Enfin, cet épisode a compté dans les discussions sur l’intégration monétaire européenne et sur la politique de change britannique. Il a renforcé l’idée, chez certains, qu’un cadre commun exige une convergence économique plus profonde qu’un simple engagement de parité. Chez d’autres, il a servi d’argument pour défendre une plus grande autonomie monétaire nationale. Plus de trente ans après, la suspension de la livre hors de l’ERM demeure ainsi un repère essentiel pour comprendre les liens entre marchés financiers, choix gouvernementaux et architecture monétaire européenne.

Chronologie

  1. Le Royaume-Uni adhère au mécanisme de change
  2. La Banque d’Angleterre intervient ; les taux passent à 12 pour cent
  3. Nouvelle hausse à 15 pour cent annoncée
  4. La livre est suspendue du mécanisme de change

Ce que tu as découvert

Les limites d’un ancrage

Tu n'as pas seulement reconstitué une crise monétaire, tu as suivi le moment où une stratégie publique a cessé d’être tenable sous la pression conjointe des taux, des marchés et des engagements européens.

Cette journée est souvent étudiée non seulement pour l’ampleur de la pression sur la livre, mais pour ce qu’elle montre sur les contraintes d’un taux de change défendu à tout prix. Quand la politique intérieure, les conditions monétaires internationales et les anticipations des acteurs financiers ne vont plus dans le même sens, même des annonces spectaculaires peuvent perdre de leur force. L’épisode a ainsi servi de référence dans les débats sur la crédibilité des banques centrales, les régimes de change et les limites pratiques d’un engagement officiel.

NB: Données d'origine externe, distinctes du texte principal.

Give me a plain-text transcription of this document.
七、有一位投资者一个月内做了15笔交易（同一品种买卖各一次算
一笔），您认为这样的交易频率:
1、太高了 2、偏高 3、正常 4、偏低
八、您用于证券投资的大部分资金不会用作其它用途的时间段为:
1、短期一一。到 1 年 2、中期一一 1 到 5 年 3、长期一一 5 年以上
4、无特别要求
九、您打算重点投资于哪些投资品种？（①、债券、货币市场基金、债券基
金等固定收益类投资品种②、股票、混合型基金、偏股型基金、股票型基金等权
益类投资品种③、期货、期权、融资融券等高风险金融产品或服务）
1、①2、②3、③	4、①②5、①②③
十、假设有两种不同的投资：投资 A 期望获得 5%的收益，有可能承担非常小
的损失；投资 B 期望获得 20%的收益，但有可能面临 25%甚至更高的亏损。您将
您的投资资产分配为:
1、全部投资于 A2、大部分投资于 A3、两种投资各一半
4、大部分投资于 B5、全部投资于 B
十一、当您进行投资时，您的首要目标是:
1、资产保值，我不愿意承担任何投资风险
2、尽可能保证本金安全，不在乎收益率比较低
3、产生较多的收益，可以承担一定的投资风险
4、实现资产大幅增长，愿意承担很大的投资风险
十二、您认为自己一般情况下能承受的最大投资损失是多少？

Le 16 septembre 1992, une hausse des taux britanniques à 15 % a bien été annoncée, mais elle n’a finalement jamais été appliquée.

FAQ

Que s’est-il passé le 16 septembre 1992 au Royaume-Uni ?

Le 16 septembre 1992, le Royaume-Uni a suspendu la livre sterling du Mécanisme de change européen. Cette décision est intervenue après une forte vente de livres et plusieurs mesures d’intervention et de taux d’intérêt annoncées le même jour.

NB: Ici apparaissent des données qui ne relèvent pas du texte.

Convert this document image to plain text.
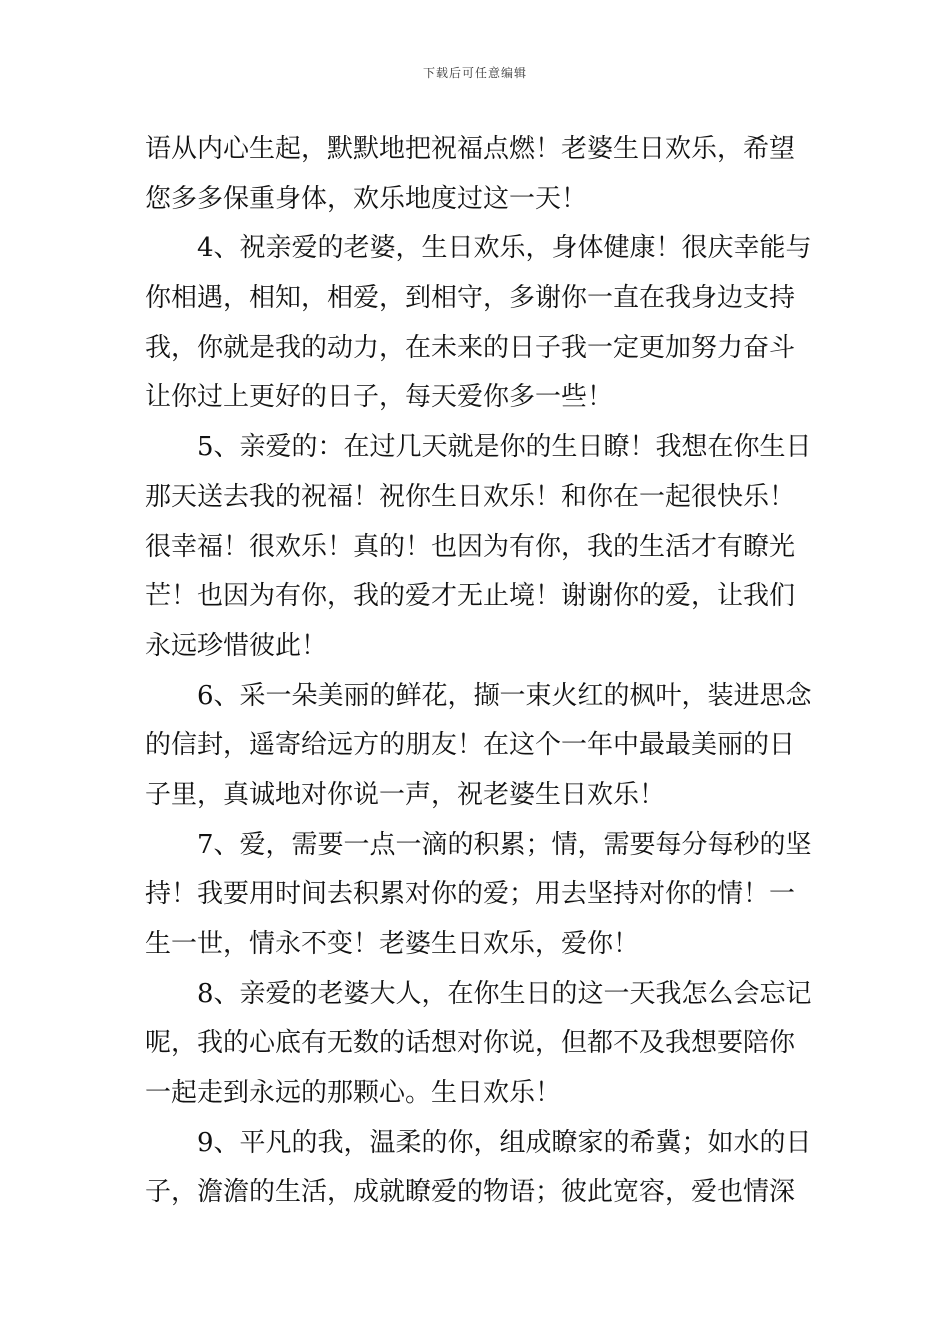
下载后可任意编辑
语从内心生起，默默地把祝福点燃！老婆生日欢乐，希望
您多多保重身体，欢乐地度过这一天！
4、祝亲爱的老婆，生日欢乐，身体健康！很庆幸能与
你相遇，相知，相爱，到相守，多谢你一直在我身边支持
我，你就是我的动力，在未来的日子我一定更加努力奋斗
让你过上更好的日子，每天爱你多一些！
5、亲爱的：在过几天就是你的生日瞭！我想在你生日
那天送去我的祝福！祝你生日欢乐！和你在一起很快乐！
很幸福！很欢乐！真的！也因为有你，我的生活才有瞭光
芒！也因为有你，我的爱才无止境！谢谢你的爱，让我们
永远珍惜彼此！
6、采一朵美丽的鲜花，撷一束火红的枫叶，装进思念
的信封，遥寄给远方的朋友！在这个一年中最最美丽的日
子里，真诚地对你说一声，祝老婆生日欢乐！
7、爱，需要一点一滴的积累；情，需要每分每秒的坚
持！我要用时间去积累对你的爱；用去坚持对你的情！一
生一世，情永不变！老婆生日欢乐，爱你！
8、亲爱的老婆大人，在你生日的这一天我怎么会忘记
呢，我的心底有无数的话想对你说，但都不及我想要陪你
一起走到永远的那颗心。生日欢乐！
9、平凡的我，温柔的你，组成瞭家的希冀；如水的日
子，澹澹的生活，成就瞭爱的物语；彼此宽容，爱也情深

Pourquoi la livre sterling a-t-elle été suspendue du SME ?

Les autorités britanniques ont tenté de maintenir la livre dans sa bande de change, mais la pression du marché est restée trop forte. Les interventions et les annonces de hausse des taux n’ont pas suffi à restaurer la confiance.

Qui dirigeait le Royaume-Uni pendant cette crise monétaire ?

John Major était Premier ministre le 16 septembre 1992. Norman Lamont, alors chancelier de l’Échiquier, a annoncé les hausses de taux, et la Banque d’Angleterre a mené des interventions depuis Londres.

Quelles hausses de taux ont été annoncées ce jour-là ?

Norman Lamont a d’abord annoncé une hausse du taux d’intérêt de 10 % à 12 %. Plus tard dans la journée, une hausse à 15 % a aussi été annoncée, mais cette seconde augmentation n’a finalement pas été mise en œuvre.